Cada mañana, la piedra registra huellas de pájaros, cangrejos y coyotes. A veces aparecen las marcas reversibles de ríos lejanos, como vetas que revelan su antigüedad y todo lo que se dejó atrás: sube la cadera, mete la barriga, no hables para poder cruzar. En el negativo de la imagen, la piedra parece un fetiche cuya singularidad es incapaz de obligarnos a mirarla de otro modo. Que los hombres la carguen a trocha abierta y la coloquen a la mitad no subrayaría ningún cambio de paradigma. Vista a lo lejos, la piedra puede ser :solo en apariencia: un monolito derivado de la extracción, una modalidad jurídica, un ejercicio de gobernanza. Pero un sarcófago, como la muerte, siempre contiene la latencia de lo vivo. Y la fragilidad del sistema siempre está sostenida por la fuerza del sistema. 

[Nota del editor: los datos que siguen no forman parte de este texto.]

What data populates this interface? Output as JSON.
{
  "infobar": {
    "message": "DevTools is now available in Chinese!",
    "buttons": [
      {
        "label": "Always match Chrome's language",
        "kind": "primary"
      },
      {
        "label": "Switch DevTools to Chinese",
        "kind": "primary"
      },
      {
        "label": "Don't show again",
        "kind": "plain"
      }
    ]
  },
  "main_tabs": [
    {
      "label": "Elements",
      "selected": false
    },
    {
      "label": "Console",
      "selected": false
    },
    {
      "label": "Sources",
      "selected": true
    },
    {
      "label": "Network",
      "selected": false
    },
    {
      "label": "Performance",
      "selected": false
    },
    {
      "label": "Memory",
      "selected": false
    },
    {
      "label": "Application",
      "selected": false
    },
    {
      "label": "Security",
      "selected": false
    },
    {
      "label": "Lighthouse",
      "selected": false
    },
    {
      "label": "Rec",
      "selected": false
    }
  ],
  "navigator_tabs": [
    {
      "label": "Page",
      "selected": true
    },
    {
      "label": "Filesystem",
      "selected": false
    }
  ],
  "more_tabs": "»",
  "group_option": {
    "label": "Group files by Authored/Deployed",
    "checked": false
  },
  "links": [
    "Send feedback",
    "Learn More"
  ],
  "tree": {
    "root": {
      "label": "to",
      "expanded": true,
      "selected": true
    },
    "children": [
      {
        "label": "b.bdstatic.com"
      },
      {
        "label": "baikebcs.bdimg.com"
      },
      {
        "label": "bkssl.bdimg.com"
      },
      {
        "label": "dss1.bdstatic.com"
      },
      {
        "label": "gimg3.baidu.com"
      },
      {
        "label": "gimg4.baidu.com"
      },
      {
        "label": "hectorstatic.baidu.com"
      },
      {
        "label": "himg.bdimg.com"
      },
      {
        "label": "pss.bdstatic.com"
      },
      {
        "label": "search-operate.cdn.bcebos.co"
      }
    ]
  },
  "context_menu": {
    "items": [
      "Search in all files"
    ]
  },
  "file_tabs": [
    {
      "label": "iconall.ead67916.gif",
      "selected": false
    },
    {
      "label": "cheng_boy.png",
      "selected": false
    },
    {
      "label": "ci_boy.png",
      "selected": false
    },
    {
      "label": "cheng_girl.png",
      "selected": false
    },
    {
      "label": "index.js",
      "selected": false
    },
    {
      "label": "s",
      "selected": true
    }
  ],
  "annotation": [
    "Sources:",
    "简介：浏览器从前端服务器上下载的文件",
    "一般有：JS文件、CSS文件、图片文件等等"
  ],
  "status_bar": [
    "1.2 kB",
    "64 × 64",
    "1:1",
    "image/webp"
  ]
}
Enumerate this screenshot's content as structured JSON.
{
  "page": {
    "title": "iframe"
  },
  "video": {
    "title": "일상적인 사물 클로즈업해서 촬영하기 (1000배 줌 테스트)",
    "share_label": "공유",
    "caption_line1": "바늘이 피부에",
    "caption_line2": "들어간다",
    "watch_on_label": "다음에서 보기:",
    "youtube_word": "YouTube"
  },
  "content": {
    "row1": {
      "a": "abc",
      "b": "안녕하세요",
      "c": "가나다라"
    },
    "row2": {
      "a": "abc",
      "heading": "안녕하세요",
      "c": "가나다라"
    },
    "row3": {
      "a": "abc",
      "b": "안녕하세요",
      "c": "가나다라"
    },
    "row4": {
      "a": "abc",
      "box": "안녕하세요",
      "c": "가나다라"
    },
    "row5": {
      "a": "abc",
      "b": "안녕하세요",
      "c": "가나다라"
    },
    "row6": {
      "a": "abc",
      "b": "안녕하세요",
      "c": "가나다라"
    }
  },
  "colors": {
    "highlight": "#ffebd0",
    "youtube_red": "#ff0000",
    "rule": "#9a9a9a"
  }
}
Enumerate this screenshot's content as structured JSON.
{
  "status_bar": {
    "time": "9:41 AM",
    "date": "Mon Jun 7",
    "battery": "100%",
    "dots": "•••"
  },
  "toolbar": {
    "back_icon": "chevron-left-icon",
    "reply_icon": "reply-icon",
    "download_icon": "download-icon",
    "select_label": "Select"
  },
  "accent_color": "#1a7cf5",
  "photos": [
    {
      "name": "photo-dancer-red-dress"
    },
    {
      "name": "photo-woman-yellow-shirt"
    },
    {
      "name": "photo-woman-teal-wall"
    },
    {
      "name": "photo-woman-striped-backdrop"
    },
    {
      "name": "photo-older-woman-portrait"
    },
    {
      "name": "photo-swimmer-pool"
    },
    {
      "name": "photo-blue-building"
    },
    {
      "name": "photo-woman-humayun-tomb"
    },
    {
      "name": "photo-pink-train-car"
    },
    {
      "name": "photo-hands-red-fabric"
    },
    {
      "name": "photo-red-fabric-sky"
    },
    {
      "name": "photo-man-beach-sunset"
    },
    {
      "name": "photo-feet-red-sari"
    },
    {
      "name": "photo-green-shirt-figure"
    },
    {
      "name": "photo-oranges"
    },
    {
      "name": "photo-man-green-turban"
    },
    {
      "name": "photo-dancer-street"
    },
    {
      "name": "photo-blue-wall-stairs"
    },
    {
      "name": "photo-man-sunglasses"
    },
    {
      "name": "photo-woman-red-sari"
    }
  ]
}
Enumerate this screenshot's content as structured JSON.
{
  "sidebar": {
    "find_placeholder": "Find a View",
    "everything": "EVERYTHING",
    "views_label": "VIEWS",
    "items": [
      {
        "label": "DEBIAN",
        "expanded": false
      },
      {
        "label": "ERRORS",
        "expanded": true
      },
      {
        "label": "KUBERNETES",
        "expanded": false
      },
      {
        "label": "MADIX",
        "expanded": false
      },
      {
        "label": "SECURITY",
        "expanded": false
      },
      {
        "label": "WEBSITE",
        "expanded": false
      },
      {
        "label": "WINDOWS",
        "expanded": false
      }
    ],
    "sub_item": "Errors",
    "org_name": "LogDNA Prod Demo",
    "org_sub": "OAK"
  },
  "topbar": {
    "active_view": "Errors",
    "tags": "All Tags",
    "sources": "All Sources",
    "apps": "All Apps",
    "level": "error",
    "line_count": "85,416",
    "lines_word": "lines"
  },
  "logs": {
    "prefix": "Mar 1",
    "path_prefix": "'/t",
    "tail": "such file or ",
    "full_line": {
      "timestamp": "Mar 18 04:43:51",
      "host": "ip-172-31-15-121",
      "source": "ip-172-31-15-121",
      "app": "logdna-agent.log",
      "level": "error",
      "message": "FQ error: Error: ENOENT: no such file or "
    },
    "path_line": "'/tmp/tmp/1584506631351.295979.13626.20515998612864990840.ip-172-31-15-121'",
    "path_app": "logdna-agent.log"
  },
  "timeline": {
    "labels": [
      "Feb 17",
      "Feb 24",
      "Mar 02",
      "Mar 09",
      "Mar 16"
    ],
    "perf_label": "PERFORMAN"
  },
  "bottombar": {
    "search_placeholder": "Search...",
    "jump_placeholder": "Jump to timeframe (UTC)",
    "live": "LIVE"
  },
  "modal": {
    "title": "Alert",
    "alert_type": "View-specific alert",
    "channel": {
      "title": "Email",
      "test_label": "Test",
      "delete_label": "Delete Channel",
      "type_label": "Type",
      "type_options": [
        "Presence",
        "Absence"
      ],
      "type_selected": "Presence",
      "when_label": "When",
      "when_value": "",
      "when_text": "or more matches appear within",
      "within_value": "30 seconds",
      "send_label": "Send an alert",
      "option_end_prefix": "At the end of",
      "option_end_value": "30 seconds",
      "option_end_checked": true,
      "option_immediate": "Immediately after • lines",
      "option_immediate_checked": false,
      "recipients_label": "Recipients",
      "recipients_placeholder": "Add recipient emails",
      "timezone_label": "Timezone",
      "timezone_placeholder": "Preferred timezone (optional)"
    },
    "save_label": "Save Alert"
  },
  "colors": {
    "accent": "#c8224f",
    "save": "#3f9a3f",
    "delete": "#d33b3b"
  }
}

Es entonces cuando percibimos que la piedra ha sido arrancada de otra vida que no ha llegado aún pero que vuelve. Liberado el ojo, la piedra, por la imparidad de sus limos, relata lo que tardó millones de años en sedimentarse para adquirir esas formas. Hay que contar los pasos, saber su posición relativa, acercarse a ella, cavar un hueco en el lugar exacto y dejarse enterrar, como lo dice el rito. 

Primero es la voz como una forma de reorientación, cuando el cuerpo se mueve sin mapa, empujando la carne hacia abajo. La voz nunca es presente sino resonancia libre de costuras: nunca lo que entra por el oído tiene origen nítido o contornos estables. Menos develar que seguir el rastro hacia la inminente mutación ambiental. No es pararnos en la punta de la piedra para ver las montañas de un país y las colinas holográficas en el otro, una prueba de la línea divisoria y su fragilidad discursiva, no. Ni las criaturas mullidas por los químicos para las cuales la fantasía de la frontera no es opción. Tampoco las relaciones asimétricas que determinan la exclusión histórica de la piedra misma (la piedra no está en busca de trabajo). 

Es sentir en el empeine el leve movimiento del subsuelo, los ritmos retoñantes que se anteponen a la velocidad del capital a punto de invocar la depredación. Procede luego tocar su línea interminable, catar su sabor húmedo, oler las flores de sus bordes, amar su casa oscura donde buscamos refugio. Hundir la mano en la hoguera de la roca y tocar sus huesos que soportan lo mismo que la noche soporta las máquinas de matar. Después, dejar que la piedra amarre nuestras lenguas para untarnos otro idioma. Desarrollar el deseo pero nunca el método. Asegurar que la imagen reflejada en su granito muestre el mismo rostro del día anterior y de todos los días anteriores a éste. Tirar al cielo la ira del duelo, los sufrimientos que nos rompen, para que la piedra caiga al rumor del río, una manera de suturar la herida, de limpiarlo de las aguas residuales. Toca entonces, finalmente, escuchar a la piedra, sus esquinas remotas cuya capacidad de desvío narrarán la larga letanía de su peregrinaje.